Monsters -- Imaginative Indie Sci-fi


                           The total production cost for Gareth Edwards feature debut "Monsters" (2010) was said to be around, $20,000. For a movie that involves a bunch of giant aliens that is very cheap. With a gritty, handheld, verity style, the movie makes a a devastating emotional impact -- provided, if you happen to register the little details. The financial difficulties is overwhelmed by making this more of a road trip/character story than a traditional monster movie. So, don't look for big scale alien action sequences. It is more or less, a sci-fi allegory with with human-level drama that just happens to take place in the shadow of giant beasts.

                            "Monsters" opens with a loud night-vision firefight between a jeep full of enthusiastic soldiers and a gigantic extraterrestrial beast. The story is set in 2015, and thanks to NASA space probe, which has crashed, leaving part of Mexico “infected” with rapidly-breeding, hostile alien life.These aliens looks like a giant octopus -- walks on their tentacles— and have been quarantined from the United States by a massive border fence. Amidst this chaos lives photojournalist Kaulder (Scoot McNairy), an American  documenting the post-invasion ruins. He gets an unwanted assignment from headquarters: to escort his  boss' daughter, Sam (Whitney Able), back to safety.

                             Kaulder is the absentee dad and Sam has run off from the bad engagement. There begins a distressing journey — with a tentative romance -- and little by little we find ourselves in the midst of a war-zone relationship drama. The trip also subtly provides commentary on the collateral damage of militaristic imperialism, exploitative media and immigration-themed xenophobia. 

                              Director Gareth Edwards is a CGI artist and so he has created a dystopian landscape that’s so naturalistic. The aliens are mostly kept aside, but when they do get on the screen, it's a breathtakingly lyrical moment rather than a cliched awe of roaring creatures and exploding artillery. The film was shot on locations ranging from Guatemala to Costa Rica and uses largely improvised dialogue with mostly nonprofessional actors. The dialogues are mostly unforced and seems naturalistic. Edwards's take on the alien-invasion is better than a monster-movie with the backing of a big studio.
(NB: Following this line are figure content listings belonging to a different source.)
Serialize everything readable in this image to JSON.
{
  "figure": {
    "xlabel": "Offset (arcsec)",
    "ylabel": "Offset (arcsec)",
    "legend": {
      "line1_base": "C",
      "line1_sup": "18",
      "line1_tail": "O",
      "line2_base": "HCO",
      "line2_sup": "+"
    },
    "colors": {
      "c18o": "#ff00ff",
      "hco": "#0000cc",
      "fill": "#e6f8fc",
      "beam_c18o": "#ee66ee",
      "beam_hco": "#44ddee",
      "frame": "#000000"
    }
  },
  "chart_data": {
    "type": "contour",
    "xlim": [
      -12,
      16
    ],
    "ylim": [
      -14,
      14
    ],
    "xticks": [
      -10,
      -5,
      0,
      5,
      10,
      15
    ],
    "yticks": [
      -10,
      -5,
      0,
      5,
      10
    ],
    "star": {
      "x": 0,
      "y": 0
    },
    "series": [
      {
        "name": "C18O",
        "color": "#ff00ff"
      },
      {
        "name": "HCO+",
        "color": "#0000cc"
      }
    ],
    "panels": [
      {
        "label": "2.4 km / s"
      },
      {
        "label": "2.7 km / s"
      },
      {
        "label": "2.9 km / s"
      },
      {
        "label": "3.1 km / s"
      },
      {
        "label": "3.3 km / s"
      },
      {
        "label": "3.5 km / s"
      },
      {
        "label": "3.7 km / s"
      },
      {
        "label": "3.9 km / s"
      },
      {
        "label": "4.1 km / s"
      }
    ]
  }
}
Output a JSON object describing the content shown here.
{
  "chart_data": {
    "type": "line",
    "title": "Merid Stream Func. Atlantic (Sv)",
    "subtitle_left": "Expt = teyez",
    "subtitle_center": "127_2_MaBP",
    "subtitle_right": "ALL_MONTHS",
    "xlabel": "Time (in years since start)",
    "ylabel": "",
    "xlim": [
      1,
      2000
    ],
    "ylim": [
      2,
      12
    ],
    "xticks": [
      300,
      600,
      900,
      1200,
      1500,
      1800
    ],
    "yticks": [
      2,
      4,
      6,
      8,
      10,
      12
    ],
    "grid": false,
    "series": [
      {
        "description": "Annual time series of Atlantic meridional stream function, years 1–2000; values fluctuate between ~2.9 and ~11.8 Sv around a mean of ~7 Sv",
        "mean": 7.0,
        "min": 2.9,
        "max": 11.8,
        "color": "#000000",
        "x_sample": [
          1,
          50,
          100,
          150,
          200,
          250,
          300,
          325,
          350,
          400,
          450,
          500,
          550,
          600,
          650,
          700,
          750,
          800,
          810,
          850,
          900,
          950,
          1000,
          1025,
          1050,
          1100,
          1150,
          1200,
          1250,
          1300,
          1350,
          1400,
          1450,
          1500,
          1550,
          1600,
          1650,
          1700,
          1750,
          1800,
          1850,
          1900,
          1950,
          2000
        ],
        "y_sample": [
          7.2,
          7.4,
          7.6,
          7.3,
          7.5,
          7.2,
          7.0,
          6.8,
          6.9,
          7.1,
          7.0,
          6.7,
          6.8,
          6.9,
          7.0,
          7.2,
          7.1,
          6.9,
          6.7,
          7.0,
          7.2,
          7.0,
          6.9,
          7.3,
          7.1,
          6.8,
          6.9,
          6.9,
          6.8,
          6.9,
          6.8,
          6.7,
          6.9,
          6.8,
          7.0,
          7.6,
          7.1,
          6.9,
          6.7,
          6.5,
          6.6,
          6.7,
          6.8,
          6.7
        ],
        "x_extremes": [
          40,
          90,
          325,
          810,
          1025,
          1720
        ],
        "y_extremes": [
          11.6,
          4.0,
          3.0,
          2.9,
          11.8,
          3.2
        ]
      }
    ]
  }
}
Here, the suspense exists in the way, the narrative unfolds rather than cheap pyrotechnics and eye-popping visual effects. Scoot McNairy and Whitney Able have underplayed their parts masterfully and we are invested in their survival.

                          "Monsters" is "Before Sunrise" meets "Cloverfield." It is also a little remindful of "District 9", which had a sense of humor about it, but this movie, in the end, is just bleak business. Edwards deserved his acclaim (in the indie circle) for creating this professional-looking film with consumer-grade video equipment and a four-person crew. On the whole, "Monsters" effortlessly compels and is a trip worth taking. 

Trailer


Monsters -- IMDb

2 comments:

Anonymous said...

Good review Arun. What the movie could do with it's budget is out standing, but what it could do with it's story is even better. Not amazing, but still thrilling and interesting to watch.

Arun Kumar said...

@dtmmr, Thanks for the comment. You are right. One of the rare sci-fi movie, which depends on a imaginative story rather than loud special effects.